Der Aufbau dieser Pipeline ist erst der Anfang. Sobald du einen zuverlässigen Datenfluss von deiner Hugo-Seite zu deinen Social-Media-Kanälen hast, steht die Infrastruktur, um einen einfachen technischen Blog in ein vollautomatisiertes „Creator-Ökosystem“ zu verwandeln. Indem du deine Präsenz als vernetzten Stack betrachtest, kannst du damit beginnen, Interaktionen und sogar die Monetarisierung zu automatisieren.

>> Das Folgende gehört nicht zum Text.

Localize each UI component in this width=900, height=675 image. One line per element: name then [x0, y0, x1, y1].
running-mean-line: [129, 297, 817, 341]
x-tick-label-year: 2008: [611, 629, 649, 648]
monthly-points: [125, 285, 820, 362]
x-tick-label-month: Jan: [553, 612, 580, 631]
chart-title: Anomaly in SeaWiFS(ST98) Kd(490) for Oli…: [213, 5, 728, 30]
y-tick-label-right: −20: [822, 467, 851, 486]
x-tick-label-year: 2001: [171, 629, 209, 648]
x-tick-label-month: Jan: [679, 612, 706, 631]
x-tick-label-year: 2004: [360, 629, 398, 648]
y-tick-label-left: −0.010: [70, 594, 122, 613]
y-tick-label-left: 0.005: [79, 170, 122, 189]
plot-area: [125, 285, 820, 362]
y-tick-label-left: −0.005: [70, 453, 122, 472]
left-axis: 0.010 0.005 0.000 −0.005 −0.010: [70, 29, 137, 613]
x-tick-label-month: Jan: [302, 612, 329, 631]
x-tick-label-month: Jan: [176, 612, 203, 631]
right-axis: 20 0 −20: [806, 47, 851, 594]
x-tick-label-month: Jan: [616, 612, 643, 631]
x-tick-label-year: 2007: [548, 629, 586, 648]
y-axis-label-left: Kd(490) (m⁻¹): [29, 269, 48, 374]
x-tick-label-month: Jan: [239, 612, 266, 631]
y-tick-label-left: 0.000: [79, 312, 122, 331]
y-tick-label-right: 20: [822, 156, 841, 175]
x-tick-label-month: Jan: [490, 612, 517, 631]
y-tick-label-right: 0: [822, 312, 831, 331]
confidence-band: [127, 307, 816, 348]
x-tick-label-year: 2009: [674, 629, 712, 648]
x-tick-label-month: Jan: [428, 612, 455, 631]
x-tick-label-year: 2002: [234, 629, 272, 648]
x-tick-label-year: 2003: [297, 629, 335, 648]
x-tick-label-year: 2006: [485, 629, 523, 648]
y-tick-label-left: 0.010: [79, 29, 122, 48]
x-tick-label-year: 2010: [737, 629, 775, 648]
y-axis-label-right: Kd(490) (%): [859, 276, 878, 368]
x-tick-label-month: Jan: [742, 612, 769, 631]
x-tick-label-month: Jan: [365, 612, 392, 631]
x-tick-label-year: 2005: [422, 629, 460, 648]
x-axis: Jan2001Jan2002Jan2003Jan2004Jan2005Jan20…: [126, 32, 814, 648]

#### Das Ökosystem erweitern
Wenn du skalieren möchtest, sind hier ein paar Ideen, in die du deine [Make.com](https://www.make.com/en/register?pc=buzzdeee)-Szenarien als Nächstes entwickeln kannst:

* **Automatisierte Interaktion (Der „Keyword“-Trigger):** Auf Plattformen wie Instagram kannst du ein „Watch Comments“-Modul einrichten. Wenn ein Nutzer einen Kommentar mit einem bestimmten Stichwort hinterlässt (z. B. „SKATE“ oder „CONFIG“), kann [Make.com](https://www.make.com/en/register?pc=buzzdeee) ihm automatisch eine Direktnachricht mit dem passenden Link zu deinem Blogpost oder einem Download schicken. Das steigert die Interaktionsrate und Conversions erheblich, ohne dass du auch nur einen Finger rühren musst.
    
* **Der „Sponsor“-Shoutout:**
    Wenn du Plattformen wie **Patreon**, **Ko-fi** oder **Buy Me a Coffee** nutzt, kannst du einen „Watch New Supporters“-Trigger hinzufügen. Wenn ein neues Trinkgeld oder ein Abo eingeht, kann [Make.com](https://www.make.com/en/register?pc=buzzdeee) sofort eine Dankeschön-Nachricht in einen speziellen `#sponsors`-Kanal in deinem **Discord** feuern oder sogar eine öffentliche „Willkommens“-Grafik auf deiner Facebook-Seite posten.

* **Automatisierte Content-Archivierung:**
    Jedes Mal, wenn ein Post erfolgreich abgesetzt wurde, könntest du die Pipeline anweisen, die Metadaten (URL, Datum, Performance-Stats) an ein **Google Sheet** oder eine **Airtable**-Basis anzuhängen. So erhältst du eine durchsuchbare Datenbank deiner Content-Historie für zukünftige „Throwback“-Posts oder Jahresrückblicke.

* **Plattformübergreifendes Recycling:**
    Du könntest sogar einen Filter setzen: Wenn ein Post auf LinkedIn besonders gut performt, wird nach einer Verzögerung von 48 Stunden automatisch ein „Re-Post“ auf einer anderen Plattform wie Reddit oder in einem technischen Forum ausgelöst.

#### Abschließende Gedanken
In der Welt von Open Source und BSD sprechen wir oft vom „richtigen Werkzeug für den Job“. [Make.com](https://www.make.com/en/register?pc=buzzdeee) wird – in Kombination mit einem gut formatierten RSS-Feed und ein wenig Cloudinary-Logik – genau zu diesem Werkzeug. Es ermöglicht dir, eine professionelle Multi-Channel-Präsenz zu pflegen, ohne die Zeit zu opfern, die du lieber mit Engineering oder Skaten verbringst.

Die anfängliche „Knochenarbeit“ mit den RSS-Overrides und API-Handshakes zahlt sich jedes Mal aus, wenn du `git push` ausführst. Sobald deine Pipeline steht, bleibt nur noch eines zu tun: Einfach weiter kreieren.